After determining estimated kinetic constants, we investigated the sensitivity of the hydroxylation reaction to initial concentrations of reactants (supplementary material Fig. S6). Fig. S1 in supplementary material shows model estimates for PHD2 specific activity and HIF1α half-life using the newly reported K_m,Fe2 value of 0.03 μM, and the corresponding best fit k_on and k_off rates for the other binding reactions. Alternate choices for the set of k_on and k_off rates, using the maximum HIF1α half-life of 8 minutes, resulted in higher estimates for PHD2 specific activity.
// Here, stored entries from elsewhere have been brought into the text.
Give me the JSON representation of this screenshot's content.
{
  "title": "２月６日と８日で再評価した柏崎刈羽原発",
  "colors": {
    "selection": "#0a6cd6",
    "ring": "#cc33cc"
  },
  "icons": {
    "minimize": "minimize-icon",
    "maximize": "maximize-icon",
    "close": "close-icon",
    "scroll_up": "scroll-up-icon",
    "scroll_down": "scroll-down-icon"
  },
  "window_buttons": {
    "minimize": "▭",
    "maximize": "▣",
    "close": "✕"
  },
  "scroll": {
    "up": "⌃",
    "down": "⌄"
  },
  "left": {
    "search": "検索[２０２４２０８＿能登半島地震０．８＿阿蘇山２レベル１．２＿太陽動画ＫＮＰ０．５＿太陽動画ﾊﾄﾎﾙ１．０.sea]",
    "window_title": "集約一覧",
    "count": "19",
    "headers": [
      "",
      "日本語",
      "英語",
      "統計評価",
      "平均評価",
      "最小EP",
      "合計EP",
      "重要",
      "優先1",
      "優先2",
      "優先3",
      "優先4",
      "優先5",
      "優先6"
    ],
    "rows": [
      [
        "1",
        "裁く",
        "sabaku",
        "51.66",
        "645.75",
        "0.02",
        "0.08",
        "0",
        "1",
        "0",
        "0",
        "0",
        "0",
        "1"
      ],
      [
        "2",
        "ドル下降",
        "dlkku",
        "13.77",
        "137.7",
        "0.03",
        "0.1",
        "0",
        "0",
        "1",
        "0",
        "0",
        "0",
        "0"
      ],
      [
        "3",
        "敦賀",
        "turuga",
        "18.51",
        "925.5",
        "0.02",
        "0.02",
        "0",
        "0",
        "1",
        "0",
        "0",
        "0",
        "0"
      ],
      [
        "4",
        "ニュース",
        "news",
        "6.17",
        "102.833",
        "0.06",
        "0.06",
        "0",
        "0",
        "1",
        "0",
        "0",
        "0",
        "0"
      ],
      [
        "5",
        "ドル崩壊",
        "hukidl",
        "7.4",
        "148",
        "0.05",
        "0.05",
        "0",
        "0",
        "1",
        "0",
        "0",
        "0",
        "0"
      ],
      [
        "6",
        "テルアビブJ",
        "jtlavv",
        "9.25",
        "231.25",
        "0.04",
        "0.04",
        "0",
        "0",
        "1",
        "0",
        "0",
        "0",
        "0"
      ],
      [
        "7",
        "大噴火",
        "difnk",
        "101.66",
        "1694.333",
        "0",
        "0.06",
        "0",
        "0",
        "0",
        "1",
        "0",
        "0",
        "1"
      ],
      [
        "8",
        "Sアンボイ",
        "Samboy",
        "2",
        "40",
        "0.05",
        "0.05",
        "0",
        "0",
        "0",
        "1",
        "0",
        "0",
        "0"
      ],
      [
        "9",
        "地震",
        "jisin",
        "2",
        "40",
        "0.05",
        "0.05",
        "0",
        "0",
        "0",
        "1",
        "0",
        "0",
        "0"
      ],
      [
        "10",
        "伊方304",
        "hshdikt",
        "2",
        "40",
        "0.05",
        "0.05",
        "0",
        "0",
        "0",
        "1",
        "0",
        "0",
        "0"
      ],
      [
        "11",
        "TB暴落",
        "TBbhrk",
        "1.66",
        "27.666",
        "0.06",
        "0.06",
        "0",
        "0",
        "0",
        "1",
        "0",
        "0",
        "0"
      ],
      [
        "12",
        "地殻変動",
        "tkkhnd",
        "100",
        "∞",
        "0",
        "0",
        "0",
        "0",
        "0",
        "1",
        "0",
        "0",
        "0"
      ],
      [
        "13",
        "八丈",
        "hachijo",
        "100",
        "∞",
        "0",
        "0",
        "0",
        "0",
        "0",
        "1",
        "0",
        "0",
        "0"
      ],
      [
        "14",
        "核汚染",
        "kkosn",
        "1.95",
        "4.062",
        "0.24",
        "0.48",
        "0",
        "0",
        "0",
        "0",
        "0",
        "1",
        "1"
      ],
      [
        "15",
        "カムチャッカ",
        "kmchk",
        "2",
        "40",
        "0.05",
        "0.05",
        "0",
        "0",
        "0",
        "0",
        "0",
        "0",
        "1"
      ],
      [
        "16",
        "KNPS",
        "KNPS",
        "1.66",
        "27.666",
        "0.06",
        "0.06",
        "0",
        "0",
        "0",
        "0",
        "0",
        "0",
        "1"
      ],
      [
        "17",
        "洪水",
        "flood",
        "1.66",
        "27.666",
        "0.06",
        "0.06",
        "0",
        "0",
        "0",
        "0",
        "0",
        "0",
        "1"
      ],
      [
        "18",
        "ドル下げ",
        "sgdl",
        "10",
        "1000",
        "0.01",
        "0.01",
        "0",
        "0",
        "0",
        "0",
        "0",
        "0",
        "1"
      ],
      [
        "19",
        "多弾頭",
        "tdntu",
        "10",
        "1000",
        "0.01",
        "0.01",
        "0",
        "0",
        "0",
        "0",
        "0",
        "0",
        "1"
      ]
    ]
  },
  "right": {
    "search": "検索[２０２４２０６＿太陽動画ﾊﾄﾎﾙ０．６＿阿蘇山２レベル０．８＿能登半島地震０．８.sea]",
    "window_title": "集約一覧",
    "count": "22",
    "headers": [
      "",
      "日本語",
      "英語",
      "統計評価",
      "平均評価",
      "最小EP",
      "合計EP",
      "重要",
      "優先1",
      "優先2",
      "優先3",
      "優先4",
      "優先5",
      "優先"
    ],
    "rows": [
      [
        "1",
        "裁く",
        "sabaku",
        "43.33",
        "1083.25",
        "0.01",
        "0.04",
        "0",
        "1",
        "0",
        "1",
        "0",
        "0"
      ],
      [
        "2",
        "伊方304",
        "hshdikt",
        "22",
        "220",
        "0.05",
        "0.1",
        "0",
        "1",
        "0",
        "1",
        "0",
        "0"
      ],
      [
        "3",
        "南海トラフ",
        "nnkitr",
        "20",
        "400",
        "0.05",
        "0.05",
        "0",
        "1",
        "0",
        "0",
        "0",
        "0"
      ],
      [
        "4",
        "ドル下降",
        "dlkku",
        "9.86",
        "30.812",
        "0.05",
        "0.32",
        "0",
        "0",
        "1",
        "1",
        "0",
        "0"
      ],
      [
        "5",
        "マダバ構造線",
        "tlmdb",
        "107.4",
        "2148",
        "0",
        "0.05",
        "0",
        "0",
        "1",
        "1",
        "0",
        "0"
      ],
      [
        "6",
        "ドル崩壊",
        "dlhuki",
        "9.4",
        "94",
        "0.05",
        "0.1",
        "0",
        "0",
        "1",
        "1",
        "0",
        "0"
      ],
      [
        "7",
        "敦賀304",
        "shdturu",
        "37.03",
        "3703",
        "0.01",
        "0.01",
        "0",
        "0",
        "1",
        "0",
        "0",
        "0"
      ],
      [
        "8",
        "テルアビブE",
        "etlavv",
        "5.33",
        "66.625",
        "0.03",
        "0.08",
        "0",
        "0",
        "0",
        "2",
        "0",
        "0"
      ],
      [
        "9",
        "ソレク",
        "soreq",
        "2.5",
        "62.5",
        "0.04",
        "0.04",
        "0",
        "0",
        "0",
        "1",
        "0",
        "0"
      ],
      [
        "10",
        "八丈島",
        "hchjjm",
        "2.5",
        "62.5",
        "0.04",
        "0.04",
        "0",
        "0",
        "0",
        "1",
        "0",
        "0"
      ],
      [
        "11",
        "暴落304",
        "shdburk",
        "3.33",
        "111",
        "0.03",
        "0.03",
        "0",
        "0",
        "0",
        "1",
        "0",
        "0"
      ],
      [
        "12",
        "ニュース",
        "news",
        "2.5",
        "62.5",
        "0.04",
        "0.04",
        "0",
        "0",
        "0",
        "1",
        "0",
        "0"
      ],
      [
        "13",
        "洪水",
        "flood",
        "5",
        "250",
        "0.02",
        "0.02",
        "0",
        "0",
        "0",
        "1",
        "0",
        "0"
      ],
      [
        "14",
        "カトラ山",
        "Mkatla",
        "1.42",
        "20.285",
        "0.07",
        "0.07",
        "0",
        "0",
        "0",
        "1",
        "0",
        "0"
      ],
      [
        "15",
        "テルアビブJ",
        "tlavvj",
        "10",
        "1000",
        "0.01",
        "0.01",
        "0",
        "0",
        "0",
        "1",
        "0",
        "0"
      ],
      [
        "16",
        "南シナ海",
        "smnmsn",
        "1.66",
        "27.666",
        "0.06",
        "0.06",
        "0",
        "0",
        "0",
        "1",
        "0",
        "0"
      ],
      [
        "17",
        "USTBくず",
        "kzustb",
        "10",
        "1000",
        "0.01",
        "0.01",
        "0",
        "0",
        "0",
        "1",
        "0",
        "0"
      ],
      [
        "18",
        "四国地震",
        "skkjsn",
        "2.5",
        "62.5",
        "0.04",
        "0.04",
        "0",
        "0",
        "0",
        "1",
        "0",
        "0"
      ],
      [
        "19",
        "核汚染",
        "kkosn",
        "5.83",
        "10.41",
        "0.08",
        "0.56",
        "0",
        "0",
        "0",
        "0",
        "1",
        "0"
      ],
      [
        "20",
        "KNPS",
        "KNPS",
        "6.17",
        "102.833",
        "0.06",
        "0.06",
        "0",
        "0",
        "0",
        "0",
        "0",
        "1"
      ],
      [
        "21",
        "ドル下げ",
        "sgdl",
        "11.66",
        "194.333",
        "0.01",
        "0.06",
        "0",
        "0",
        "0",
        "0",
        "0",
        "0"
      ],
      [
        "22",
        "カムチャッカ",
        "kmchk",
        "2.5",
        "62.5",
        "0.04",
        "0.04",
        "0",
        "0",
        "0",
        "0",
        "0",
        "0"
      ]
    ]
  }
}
Sensitivity analysis was also performed for all parameters found from experiments: K_m,Fe2, K_m,DG, K_m,O2, K_m,AS, K_m,Hα, k_Fe3, k_ASFe, k_on,VL and k_off,VL using the protocol described for estimated parameters (supplementary material Fig. S2 show examples of K_m,Fe2 and K_m,DG). Changes in k_Fe3 and k_ASFe, for the reactions of Fe²⁺ with H₂O₂ and ascorbate, had negligible effects on hydroxylation at default initial conditions; as determined by the model, constants for ubiquitylation (k_on,VL and k_off,VL) have no effect on hydroxylation. Sensitivity analysis shows the switch-like, steep drop in HIF1α hydroxylation at low O₂ levels is a consistent feature (supplementary material Fig. S3). The range of kinetic values used for analysis was 0.2K_m-4K_m, where K_m is the experimental value (Table 1). Comparison of PHD2 specific activity to experiments determined this was an appropriate range (supplementary material Fig. S2ii,iv). An exception was K_m,Fe2, where the range was 0.025K_m,Fe2-4K_m,Fe2 (supplementary material Fig. S2ii). Changes in K_m,Fe2 had minimal effects on the hydroxylation curve (supplementary material Fig. S3i). For K_m,DG, K_m,O2, K_m,AS, and K_m,Hα, increasing K_m values increase the time for hydroxylation, thereby decreasing the steepness of the HIF1α response (supplementary material Fig. S3ii). Increasing K_m values also make the system more sensitive to changes in oxygen at higher O₂ levels.

A script was written in Mathworks Matlab to run the model repeatedly and perform sensitivity analysis over the described parameter range.

This work was supported by NIH Grants HL79653 and HL18292. The authors thank G. Semenza, R. Pili, D. Qian, Z. Bhujwalla and J. Myllyharju for helpful discussions.